The human study was conducted with approval and in accordance with the Iowa State University Institutional Review Board. Written informed consent was received from all participants before experiments were performed. Written consent was obtained separately for photographs of subjects used in figures for this study. The population of participants consisted of males ages 18–30 with a BMI under 30. Resonators used for the human study had 40 mm outer diameter and pitch of 1.2 mm with an inner diameter of 10 mm (see Supplementary Fig. 8). Participants arrived to the kinesiology testing facility and were outfitted with resonant sensors. Resonators were attached to the body using Tegaderm (3 M) and were placed on the forearm, stomach, lower back, thigh, and calf of participants. Five scans were taken for each data point to determine the noise of the signal. The average and standard deviations of these scans were calculated and reported from the five resonant sensors on four subjects.

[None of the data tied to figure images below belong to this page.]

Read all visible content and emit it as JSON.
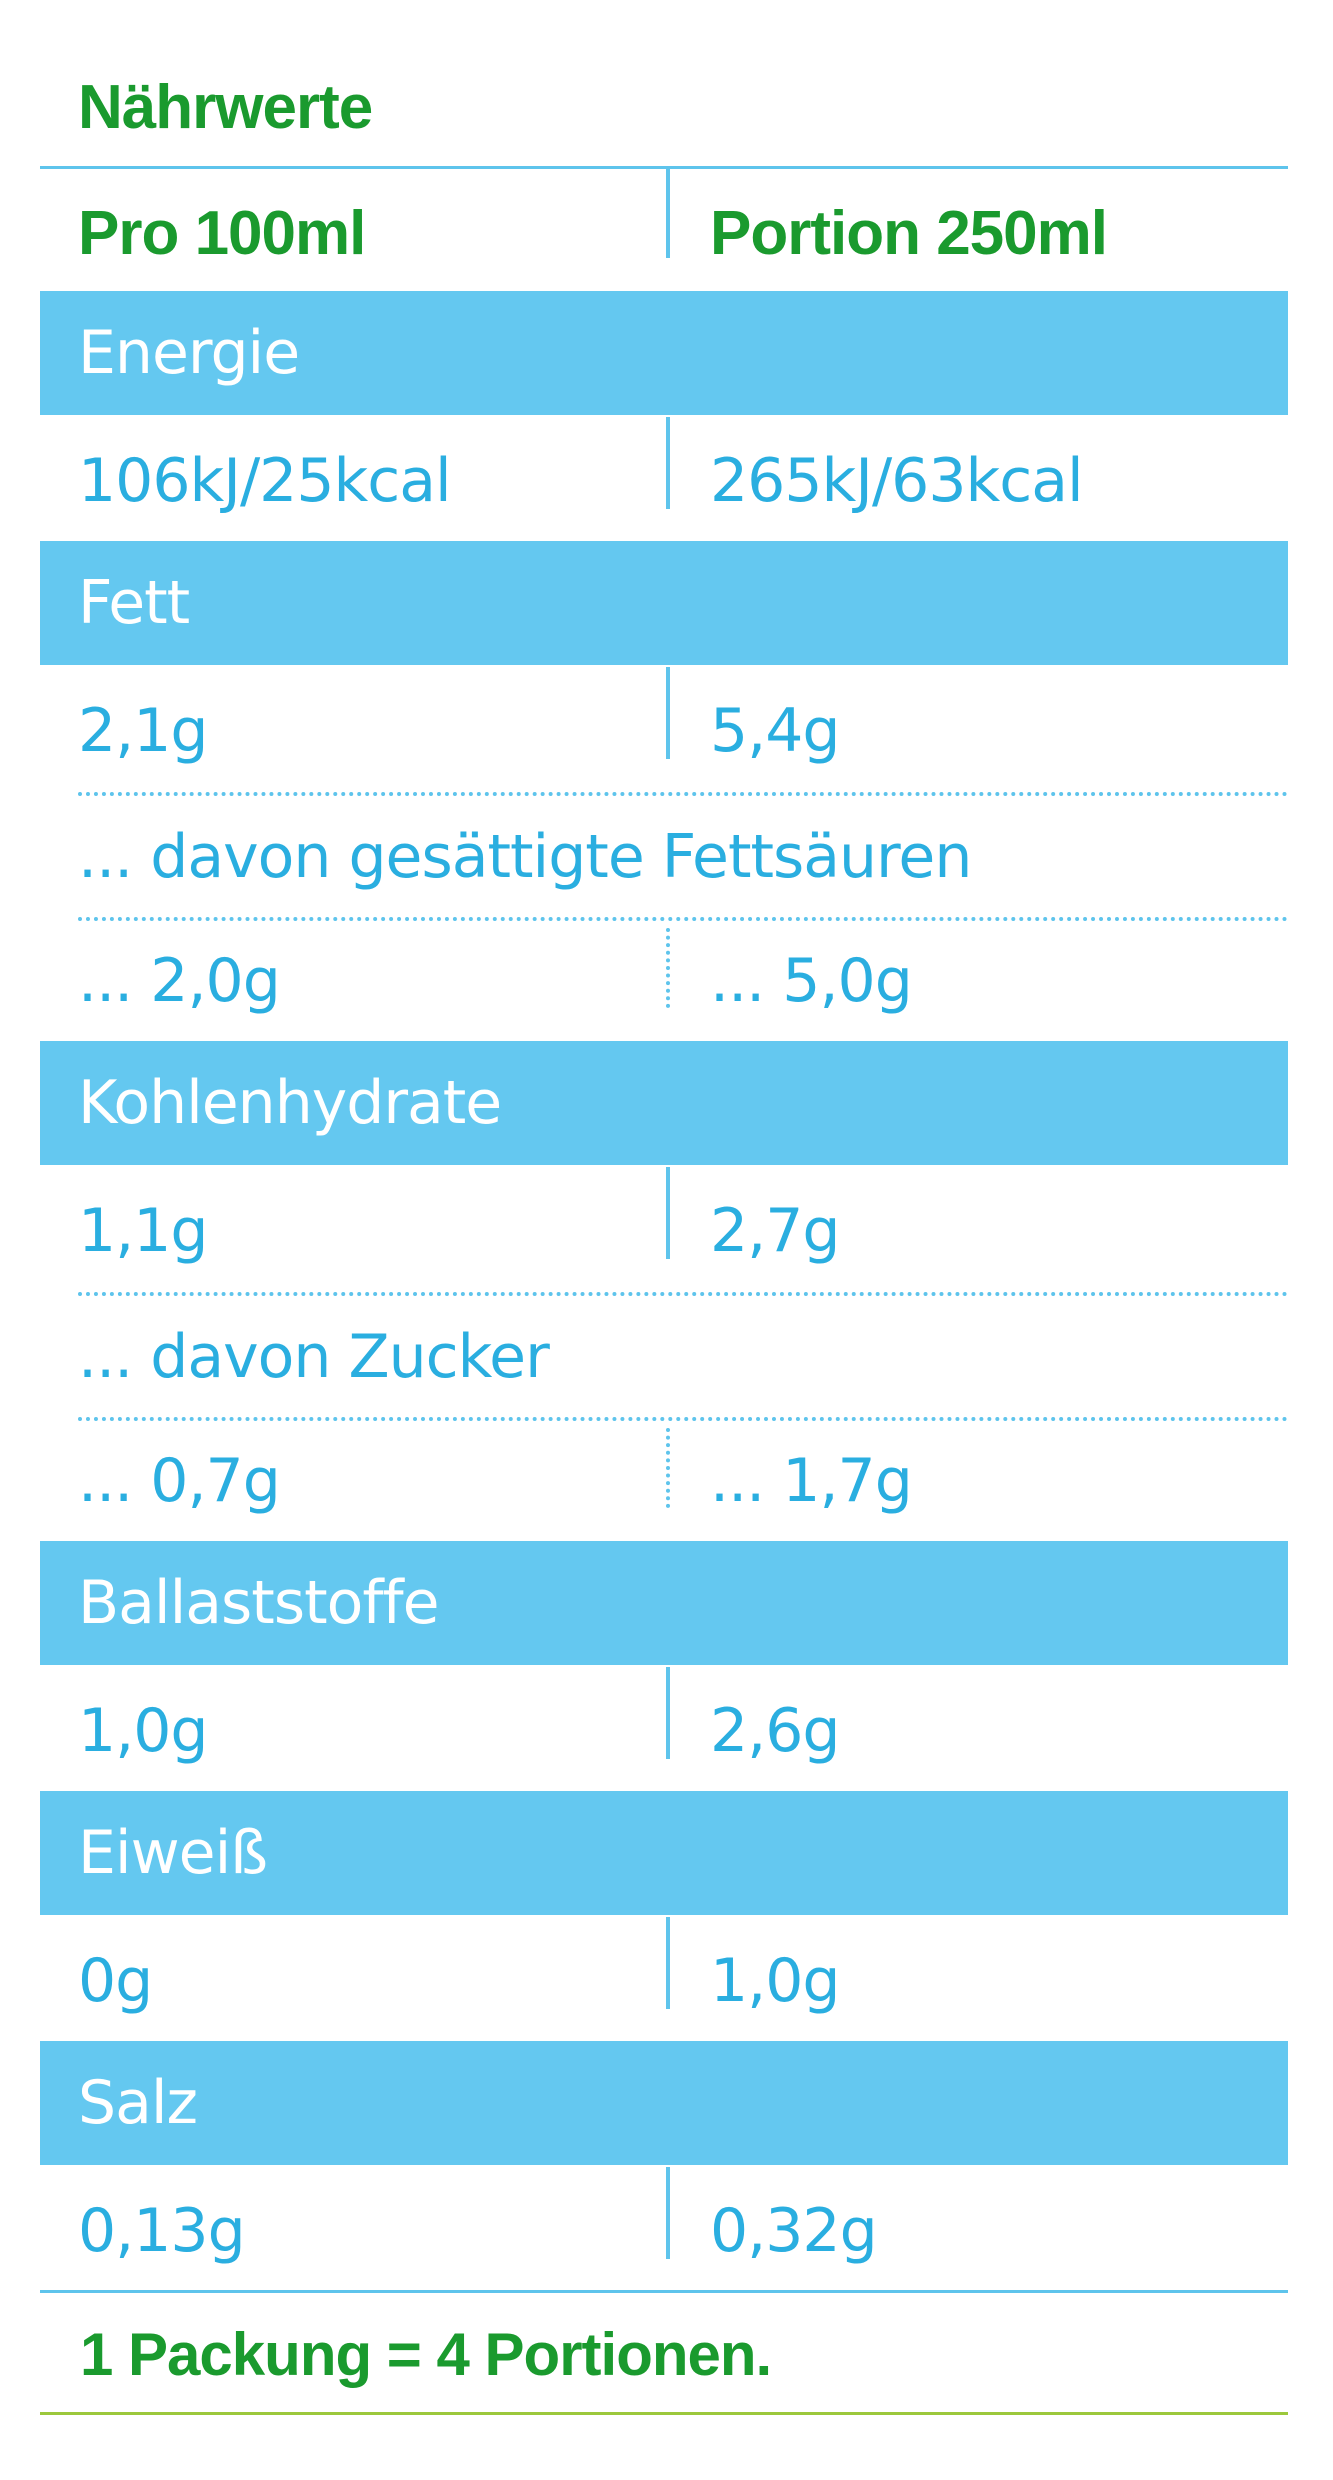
{
  "title": "Nährwerte",
  "header": {
    "col1": "Pro 100ml",
    "col2": "Portion 250ml"
  },
  "rows": [
    {
      "label": "Energie",
      "v1": "106kJ/25kcal",
      "v2": "265kJ/63kcal"
    },
    {
      "label": "Fett",
      "v1": "2,1g",
      "v2": "5,4g",
      "sub": {
        "label": "... davon gesättigte Fettsäuren",
        "v1": "... 2,0g",
        "v2": "... 5,0g"
      }
    },
    {
      "label": "Kohlenhydrate",
      "v1": "1,1g",
      "v2": "2,7g",
      "sub": {
        "label": "... davon Zucker",
        "v1": "... 0,7g",
        "v2": "... 1,7g"
      }
    },
    {
      "label": "Ballaststoffe",
      "v1": "1,0g",
      "v2": "2,6g"
    },
    {
      "label": "Eiweiß",
      "v1": "0g",
      "v2": "1,0g"
    },
    {
      "label": "Salz",
      "v1": "0,13g",
      "v2": "0,32g"
    }
  ],
  "footer": "1 Packung = 4 Portionen.",
  "colors": {
    "green": "#1a9a2e",
    "band": "#64c8f0",
    "value": "#2aaee0",
    "rule": "#5ec4ec",
    "footer_rule": "#9cc83c"
  }
}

Reader/resonator orientation study

The effect of x, y, z, and angle orientation of the reader antenna and resonator on the TL output were measured by changing the orientation between the reader and resonator. For the x- and y-direction this was done by manually moving the resonator across the reader head in either the x or y-directions between scans. To accurately measure the effect distance displacement a grid printed on paper was taped onto the reader head. For the z-direction the resonator was fixed stationary on the lab bench and the reader was attached to a vertical translation stage (Melles Griot) and raised between each scan. The distance raised was measured using scale on the vertical translation stage. For angle orientation the resonator was again fixed stationary on the lab bench and the reader was attached to a rotating lab clamp. The angle between the reader and resonator was increased between each scan with the angle measured using a protractor.

VNA analysis

A portable VNA (MetroVNA Deluxe 250 MHz) was used for all experiments performed in this study. The VNA was transformed into a resonator reader by connecting it to a custom holder made out of a 3D printed holder with a dual-loop coil antenna. The portable VNA was interfaced with the vnaJ software (vnaj.dl2sba.com) to attain and store data. When excited with RF power from the VNA, the reader antenna generates an electromagnetic field (EM field) that inductively couples with the resonator. The software captures the inphase and quadrature of the RF signal and uses this information to calculate the TL of the device under test, e.g., the resonator and reader antenna. The TL data was analyzed using a script written in MatLab (see Supplementary Note 1), which fit a quadratic model to the peak of the bode plot and then reported the associated TL magnitude and frequency (fo). To minimize noise five scans were taken and averaged for each measurement.